You have handled this wish to kill yourself by not knowing who you are, and identifying with something else.
  • handle [hǽndl] : 「〜を操作する、丸め込む、〜を処理する、対処する」
  • identify [aidéntəfài] : 「〜を同一に扱う、同一視する」
❖ "You have handled this ~ "「あなたは自分自身を殺してしまいたいというこの願いを、あなたがいったい誰なのか知るまいとすることで、また、他の何ものかと同一視することで、何とか処理してきた」。イエスを磔刑に処したいという願いは、自分の心の中のキリストを磔刑に処したいという願いであるから、究極、真実の自分自身を殺したいという願いである。エゴのこの欲望をあなたは恐れる。そこであなたは、あなたが神の子であることを知らないふりをし、神の子以外の何ものかと同一視することで、自分の中のキリストに目を向けまいとするのだ。たとえば、自分は単に猿の進化した動物に過ぎない人間であって、神にも仏にも縁のない生き物だと主張する。あるいは、自分は生まれたときからの悪であって、一生悪として生き抜いてやる、と主張する。しかし、どちらの場合も、その主張の陰で、自分の心の奥底に真実のキリストが住んでいることをうすうす感じていることを告白しているようなものではないか。なぜなら、どちらも、主張の根底には救いを求める声がかすかに聞こえるからだ。

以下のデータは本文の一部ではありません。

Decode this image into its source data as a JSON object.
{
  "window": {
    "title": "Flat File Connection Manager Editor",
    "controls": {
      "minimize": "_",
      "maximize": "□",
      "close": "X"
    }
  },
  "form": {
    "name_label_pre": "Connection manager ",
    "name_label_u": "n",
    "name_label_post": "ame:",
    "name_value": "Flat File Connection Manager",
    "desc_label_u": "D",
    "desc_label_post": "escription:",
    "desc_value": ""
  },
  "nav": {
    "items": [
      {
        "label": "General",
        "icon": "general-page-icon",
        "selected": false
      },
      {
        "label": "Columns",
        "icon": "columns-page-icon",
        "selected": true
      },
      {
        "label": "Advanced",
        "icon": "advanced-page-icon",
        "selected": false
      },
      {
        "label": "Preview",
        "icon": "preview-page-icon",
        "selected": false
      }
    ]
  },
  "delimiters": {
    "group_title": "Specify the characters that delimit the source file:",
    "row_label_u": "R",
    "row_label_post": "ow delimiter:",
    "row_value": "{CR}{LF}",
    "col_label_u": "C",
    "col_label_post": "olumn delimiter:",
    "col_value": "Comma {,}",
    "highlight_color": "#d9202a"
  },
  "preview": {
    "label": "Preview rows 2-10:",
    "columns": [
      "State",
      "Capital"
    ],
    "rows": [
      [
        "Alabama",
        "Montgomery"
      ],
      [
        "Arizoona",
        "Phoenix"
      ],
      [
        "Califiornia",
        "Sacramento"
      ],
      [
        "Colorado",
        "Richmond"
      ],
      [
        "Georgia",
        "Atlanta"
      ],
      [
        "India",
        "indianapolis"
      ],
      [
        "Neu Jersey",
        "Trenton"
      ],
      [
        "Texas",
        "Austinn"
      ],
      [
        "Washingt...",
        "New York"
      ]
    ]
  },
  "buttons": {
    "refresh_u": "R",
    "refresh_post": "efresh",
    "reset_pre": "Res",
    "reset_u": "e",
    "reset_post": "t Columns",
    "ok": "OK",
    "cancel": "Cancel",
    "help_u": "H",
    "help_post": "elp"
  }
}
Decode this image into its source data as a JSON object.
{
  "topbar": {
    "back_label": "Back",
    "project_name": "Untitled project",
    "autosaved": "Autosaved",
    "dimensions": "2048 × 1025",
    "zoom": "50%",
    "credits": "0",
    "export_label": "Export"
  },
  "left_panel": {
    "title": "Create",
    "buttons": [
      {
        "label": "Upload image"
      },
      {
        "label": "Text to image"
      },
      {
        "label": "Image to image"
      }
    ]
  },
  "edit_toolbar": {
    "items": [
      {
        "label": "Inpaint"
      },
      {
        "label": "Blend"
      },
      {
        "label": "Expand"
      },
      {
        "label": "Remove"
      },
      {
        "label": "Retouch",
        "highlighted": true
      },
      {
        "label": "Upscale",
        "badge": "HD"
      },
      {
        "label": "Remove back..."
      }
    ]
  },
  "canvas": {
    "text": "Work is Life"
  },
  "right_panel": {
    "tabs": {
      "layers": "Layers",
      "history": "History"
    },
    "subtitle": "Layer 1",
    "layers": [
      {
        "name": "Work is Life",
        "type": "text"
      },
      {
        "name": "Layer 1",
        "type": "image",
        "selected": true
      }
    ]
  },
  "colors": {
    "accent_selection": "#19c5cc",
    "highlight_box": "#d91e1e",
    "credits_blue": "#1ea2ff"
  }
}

You have projected guilt blindly and indiscriminately, but you have not uncovered its source. For the ego does want to kill you, and if you identify with it you must believe its goal is yours.
  • project [prədʒékt] : 「〜を投影する、発射する、投げ出す」
  • guilt [gílt] : 「犯罪、あやまち、有罪、罪」
  • blindly [bláindli] : 「無分別に、盲目的に、むやみに」
  • indiscriminately [ìndiskrímənətli] : 「見境なく、無差別に」
  • uncover [uncover] : 「発見する、見いだす、明らかにする、あらわにする」
  • source [sɔ́ː(r)s] : 「もと、源、起点、原因」
  • goal [góul] : 「目標、目的地、目的」
❖ "You have projected ~ "「あなたは、盲目的に、あるいは無差別に、罪の意識を投射してきた」。"but you have not ~ "「しかし、あなたは、罪の意識の原因を明らかにすることはして来なかった」。"For the ego does ~ "「なぜなら、エゴは確かにあなたを殺したいと願っているし、」"and if you identify ~ "「もしあなたが、自分をエゴと同一視したら、」"you must believe ~ "「あなたはエゴの目的があなたの目的でもあると信じてしまうに違いないからだ」。エゴはあなたの罪の意識をあおり、あなたを殺そうとする。しかし、あなたが自分をエゴと同一視してしまうと、あなたがあなたを殺すことがあなたの目的となってしまう。つまり、自殺以外に抜け道がなくなってしまうのだ。そこで、あなたは自分の罪の意識を外部世界に投射する。すなわち、あいつが悪いのであって、自分が悪いのではない。あいつが攻撃してきたから、自分も攻撃しただけだ。自分を惨めにしているのは社会のせいだ。等々、いろいろな理由をつけて、自分の罪の意識から目を逸らせてきたのである。そして、自分を恐れさせている罪の意識の根本原因を明らかにしようとはしなかった。なぜなら、それが一番恐ろしかったからである。